Chapitre 30

— Et voilà toute l’histoire, conclut Slartibartfast, tout en essayant sans grande conviction de déblayer l’affligeante pagaille de son bureau.

Il prit une feuille de papier sur le haut d’une pile puis, faute d’un autre endroit où la poser, la remit sur la pile initiale qui s’empressa de s’effondrer.

— Pensées Profondes a conçu la Terre, nous l’avons fabriquée et vous, vous viviez dessus.

— Et les Vogons sont arrivés et ont tout détruit cinq minutes avant l’achèvement du programme, compléta Arthur, non sans amertume.

— Oui », confirma le vieil homme, marquant une pause pour embrasser la pièce d’un regard désespéré. « Un plan de dix millions d’années et tout disparaît, juste comme ça. Dix millions d’années, Terrien,… pouvez-vous concevoir une telle période de temps ? Une civilisation galactique aurait cinq fois le temps de se développer à partir d’un simple ver, dans l’intervalle.

— Disparu.

Nouvelle pause. Puis il ajouta :

— Bon, tout ça, pour vous, c’est de la bureaucratie.

— Vous savez, remarqua Arthur, songeur, tout cela explique un tas de choses : toute ma vie durant, j’ai eu cette étrange et vague sensation que quelque chose dans le monde était à l’œuvre, quelque chose d’énorme, voire de sinistre, et que personne voulait me dire quoi.

— Non, dit le vieil homme, ça, ce n’est que de la paranoïa parfaitement normale. Tout le monde ressent ça, dans l’univers.

— Tout le monde ? dit Arthur. Eh bien, si tout le monde le ressent, peut-être que ça signifie quelque chose ? Peut-être que quelque part au-delà des limites de l’univers que nous connaissons…

— Peut-être. Mais qu’importe ? » coupa Slartibartfast avant qu’Arthur ne s’excite trop. « Peut-être suis-je trop vieux et las, poursuivit-il, mais je persiste à croire que les chances de découvrir de quoi il retourne réellement sont si absurdement ténues que la seule chose à faire est encore d’y mettre le couvercle et de s’efforcer de penser à autre chose. Tenez, moi par exemple : je dessine des côtes. J’ai même remporté un prix pour ma Norvège.

Il farfouilla dans une pile de débris et en tira un gros bloc de plexiglas avec son nom inscrit dessus et dans lequel était incluse une maquette de la Norvège.

— Y a-t-il un sens à tout ça ? Pas que je sache. J’ai passé ma vie à faire des fjords.
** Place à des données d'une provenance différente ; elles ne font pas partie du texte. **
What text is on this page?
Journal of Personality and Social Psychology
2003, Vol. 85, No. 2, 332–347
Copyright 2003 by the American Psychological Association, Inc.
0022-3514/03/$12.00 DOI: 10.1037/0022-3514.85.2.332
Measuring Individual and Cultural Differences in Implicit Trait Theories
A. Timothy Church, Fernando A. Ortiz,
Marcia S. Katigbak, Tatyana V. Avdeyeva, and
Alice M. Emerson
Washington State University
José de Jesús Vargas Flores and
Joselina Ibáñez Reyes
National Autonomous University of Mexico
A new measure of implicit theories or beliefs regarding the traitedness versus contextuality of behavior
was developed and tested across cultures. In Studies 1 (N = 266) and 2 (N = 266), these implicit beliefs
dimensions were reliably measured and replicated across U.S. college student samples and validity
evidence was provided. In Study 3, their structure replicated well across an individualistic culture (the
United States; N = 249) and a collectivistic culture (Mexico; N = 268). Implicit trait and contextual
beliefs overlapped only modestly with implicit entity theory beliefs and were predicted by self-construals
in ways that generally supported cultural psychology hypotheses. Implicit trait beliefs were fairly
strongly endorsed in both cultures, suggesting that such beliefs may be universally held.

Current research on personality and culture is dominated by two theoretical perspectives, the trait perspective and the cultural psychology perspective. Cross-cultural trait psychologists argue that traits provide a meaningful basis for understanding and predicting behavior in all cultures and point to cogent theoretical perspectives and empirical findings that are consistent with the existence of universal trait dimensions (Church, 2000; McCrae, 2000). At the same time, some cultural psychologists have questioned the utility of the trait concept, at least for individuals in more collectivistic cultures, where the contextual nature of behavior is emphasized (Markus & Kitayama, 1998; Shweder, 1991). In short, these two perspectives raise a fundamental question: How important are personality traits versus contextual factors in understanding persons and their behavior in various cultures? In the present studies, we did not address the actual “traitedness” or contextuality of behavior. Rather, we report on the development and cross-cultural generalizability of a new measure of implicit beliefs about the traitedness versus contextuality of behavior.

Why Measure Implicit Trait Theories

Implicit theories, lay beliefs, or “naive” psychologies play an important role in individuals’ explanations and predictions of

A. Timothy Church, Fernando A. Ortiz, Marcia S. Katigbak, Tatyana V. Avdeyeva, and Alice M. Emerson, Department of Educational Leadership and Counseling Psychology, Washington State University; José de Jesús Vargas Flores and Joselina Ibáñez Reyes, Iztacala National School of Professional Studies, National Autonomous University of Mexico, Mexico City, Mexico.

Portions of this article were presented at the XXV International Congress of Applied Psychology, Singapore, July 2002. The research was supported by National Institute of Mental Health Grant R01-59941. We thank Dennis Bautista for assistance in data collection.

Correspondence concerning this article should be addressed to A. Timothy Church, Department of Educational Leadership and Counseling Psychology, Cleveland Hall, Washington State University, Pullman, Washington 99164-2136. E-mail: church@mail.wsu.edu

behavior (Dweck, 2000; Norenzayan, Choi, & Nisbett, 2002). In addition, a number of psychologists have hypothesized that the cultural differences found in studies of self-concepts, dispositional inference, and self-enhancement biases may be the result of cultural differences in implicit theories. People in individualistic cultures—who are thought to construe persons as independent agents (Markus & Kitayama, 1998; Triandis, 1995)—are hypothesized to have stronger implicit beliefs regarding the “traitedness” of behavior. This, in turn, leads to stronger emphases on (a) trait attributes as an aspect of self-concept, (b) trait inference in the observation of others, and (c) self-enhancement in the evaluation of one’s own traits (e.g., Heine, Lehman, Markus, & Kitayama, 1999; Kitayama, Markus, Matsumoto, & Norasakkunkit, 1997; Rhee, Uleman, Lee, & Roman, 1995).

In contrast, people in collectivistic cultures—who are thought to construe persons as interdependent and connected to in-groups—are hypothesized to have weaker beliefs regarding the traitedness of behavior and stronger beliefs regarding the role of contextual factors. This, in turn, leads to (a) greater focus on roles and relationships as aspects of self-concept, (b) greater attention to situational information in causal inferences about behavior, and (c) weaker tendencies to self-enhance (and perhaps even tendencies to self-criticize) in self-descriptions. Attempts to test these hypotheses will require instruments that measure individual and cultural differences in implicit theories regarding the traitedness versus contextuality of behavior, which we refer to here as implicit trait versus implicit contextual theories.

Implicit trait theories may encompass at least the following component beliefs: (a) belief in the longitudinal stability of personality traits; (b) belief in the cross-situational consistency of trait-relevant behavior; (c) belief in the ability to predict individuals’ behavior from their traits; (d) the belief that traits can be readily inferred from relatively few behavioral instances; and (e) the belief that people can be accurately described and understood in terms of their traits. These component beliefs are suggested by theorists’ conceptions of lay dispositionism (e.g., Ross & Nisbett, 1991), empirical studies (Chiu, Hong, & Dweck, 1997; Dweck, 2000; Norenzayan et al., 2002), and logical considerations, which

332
À un moment donné, ils sont devenus à la mode et ça m’a valu un grand prix.

Il le fit tourner entre ses mains, haussa les épaules, puis le balança négligemment (mais pas négligemment au point de ne pas le faire atterrir sur quelque chose de mou).

— Pour cette Terre de remplacement que nous construisons, on m’a donné l’Afrique à faire et, bien entendu, je lui mets de nouveau plein de fjords parce qu’il se trouve que j’aime ça et puis je suis assez vieux jeu pour estimer qu’ils donnent un adorable côté baroque à un continent. Et voilà qu’on m’explique que ce n’est pas assez équatorial ! Équatorial ! » Il eut un rire creux. « Quelle importance ? La science a certes quelques magnifiques réussites à son actif mais à tout prendre, je préfère de loin être heureux plutôt qu’avoir raison.

— Et l’êtes-vous ?

— Non. C’est là bien sûr tout le problème.

— Dommage, compatit Arthur. Ç’aurait été un sacrément bon style de vie sinon !

Quelque part sur le mur, une petite lampe blanche clignota.

— Allons, dit Slartibartfast. Vous allez rencontrer les souris. Votre arrivée sur la planète a provoqué une émotion considérable. Elle a déjà été proclamée, c’est du moins ce que j’ai cru comprendre, le Troisième Plus Improbable Évènement dans l’Histoire de l’Univers.

— Et quels furent les deux premiers ?

— Oh ! sans doute de pures coïncidences, dit négligemment Slartibartfast.

Il ouvrit la porte et s’effaça pour laisser passer Arthur.

Arthur regarda autour de lui encore une fois puis baissa les yeux sur sa propre personne, ces vêtements en désordre et trempés de sueur qu’il avait traînés dans la boue le jeudi matin.

Il bredouilla :

— J’ai comme l’impression d’avoir moi-même de considérables difficultés avec mon propre style de vie.

— Je vous demande pardon ? demanda doucement le vieil homme.

— Oh ! rien, dit Arthur. Je plaisantais.